Artists contacted Jaffe to brainstorm — My Morning Jacket's Jim James texted with song ideas (ultimately choosing "Louisiana Fairytale," which he sang through a rusted megaphone funnel). Merle Haggard called to get the right key for the Preservation Hall staple "Basin Street Blues," a classic performed by Haggard's idols Bob Wills and the Texas Playboys. Sessions began with bluegrass pioneer Del McCoury for "After You've Gone," followed by Jason Isbell's blue-eyed soul on "Nobody Knows You." Richie Havens picks an acoustic guitar on the Richard M. Jones-penned blues standard "Trouble In Mind," and Clint Maedgen leads the Blind Boys of Alabama on the gospel of "There Is a Light." Seeger's banjo picking leads an uptempo "Blue Skies," recorded in the hall's courtyard.
The artists spent only one session each with the band, performing just a few takes — all live, with no overdubs, the way a jazz record would've been recorded in the 1940s. "Just, 'This is exactly who we are, this is what it's going to sound like when we play it live and when we play it on tape.' Nobody records like that anymore," Jaffe says. "But that's the only way we record."
Singer/songwriter Cory Chisel, who joins the band for an update of Bertha "Chippie" Hill's "Some Cold Rainy Day," says the band didn't need any practice for the stripped-down sessions. "They just set up four or five microphones, counted it in, the piano player decided what we wanted for the intro, and boom," he says. "That's just how they do it. Get it right the first time and make sure it's from the gut."
Jaffe didn't want to record an all-star benefit album the way RED Distribution originally intended. "What I thought was important was to create something that reflected the breadth of our history and how important our musical heritage is," he says. Jaffe convinced RED to send artists to New Orleans to record inside the hall. "Not every organization in New Orleans can get everyone to agree to this project," Jaffe says. "It's a testament to the institution Preservation Hall has become over the past five decades."
Preservation Hall opened in 1961 under the direction of Allan and Sandra Jaffe, Ben's parents. The building, constructed in 1750, is permanently worn-in and ragged, but "perfect," Chisel says. "I don't want to say time has been kind to it, because it's decayed, but it was exactly what I hoped it to be. It's the real thing."

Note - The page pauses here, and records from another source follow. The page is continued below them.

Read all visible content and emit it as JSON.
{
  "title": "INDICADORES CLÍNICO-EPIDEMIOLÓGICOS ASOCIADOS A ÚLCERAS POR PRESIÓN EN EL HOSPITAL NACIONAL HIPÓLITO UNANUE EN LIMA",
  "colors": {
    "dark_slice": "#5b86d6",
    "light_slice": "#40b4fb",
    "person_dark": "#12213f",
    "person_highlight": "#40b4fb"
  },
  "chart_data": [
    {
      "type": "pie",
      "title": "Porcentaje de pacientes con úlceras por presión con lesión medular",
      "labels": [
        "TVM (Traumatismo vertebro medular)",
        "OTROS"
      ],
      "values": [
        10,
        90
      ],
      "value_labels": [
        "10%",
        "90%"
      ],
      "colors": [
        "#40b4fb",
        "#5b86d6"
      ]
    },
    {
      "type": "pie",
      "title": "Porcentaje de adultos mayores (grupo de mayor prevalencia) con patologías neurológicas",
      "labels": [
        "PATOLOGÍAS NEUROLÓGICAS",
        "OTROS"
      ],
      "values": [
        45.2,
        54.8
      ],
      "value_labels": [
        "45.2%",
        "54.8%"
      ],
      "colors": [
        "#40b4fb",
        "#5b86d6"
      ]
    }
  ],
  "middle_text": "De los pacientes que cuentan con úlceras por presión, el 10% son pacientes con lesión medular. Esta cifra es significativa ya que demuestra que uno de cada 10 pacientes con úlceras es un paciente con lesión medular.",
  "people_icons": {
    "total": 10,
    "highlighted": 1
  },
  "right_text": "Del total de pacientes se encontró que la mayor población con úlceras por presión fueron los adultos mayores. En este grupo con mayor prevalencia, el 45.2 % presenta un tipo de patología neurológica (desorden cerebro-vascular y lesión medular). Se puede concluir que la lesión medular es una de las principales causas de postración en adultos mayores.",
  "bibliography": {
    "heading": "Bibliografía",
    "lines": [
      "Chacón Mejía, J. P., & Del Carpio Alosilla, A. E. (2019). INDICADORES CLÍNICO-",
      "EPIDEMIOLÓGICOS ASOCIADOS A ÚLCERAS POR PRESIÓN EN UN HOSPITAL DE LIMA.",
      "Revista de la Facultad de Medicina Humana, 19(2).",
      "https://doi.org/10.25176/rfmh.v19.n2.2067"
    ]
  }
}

"It reminded me of the first time I brought Clint," Jaffe says of escorting the artists into the hall. "Every artist was blown away that something like this can still exist."
Proceeds from the album benefit the Preservation Hall Music Outreach Program, which brings 300 students from school groups to the hall twice a week to "experience jazz the way it's always intended to be heard ... from a joyous, entertaining place where you're able to clap your hands and stomp your feet," Jaffe says. The hall also partnered with the Jazz & Heritage Foundation to create the Preservation Hall Junior Jazz and Heritage Band.
"My dad was very concerned about certain things disappearing," Jaffe says. "I saw it recently happen with the passing of our clarinetist Ralph Johnson. He knows 'Down by the Riverside,' what tempo to play that song at, what key to play it in ... and he knows that that's the song we play when we march into a church at a funeral procession. That's the focus of our junior jazz band — taking a group of students and giving them the opportunity to hear these stories and to experience it and stand by our side, and to let them know wherever the Preservation Hall band is, they're welcome."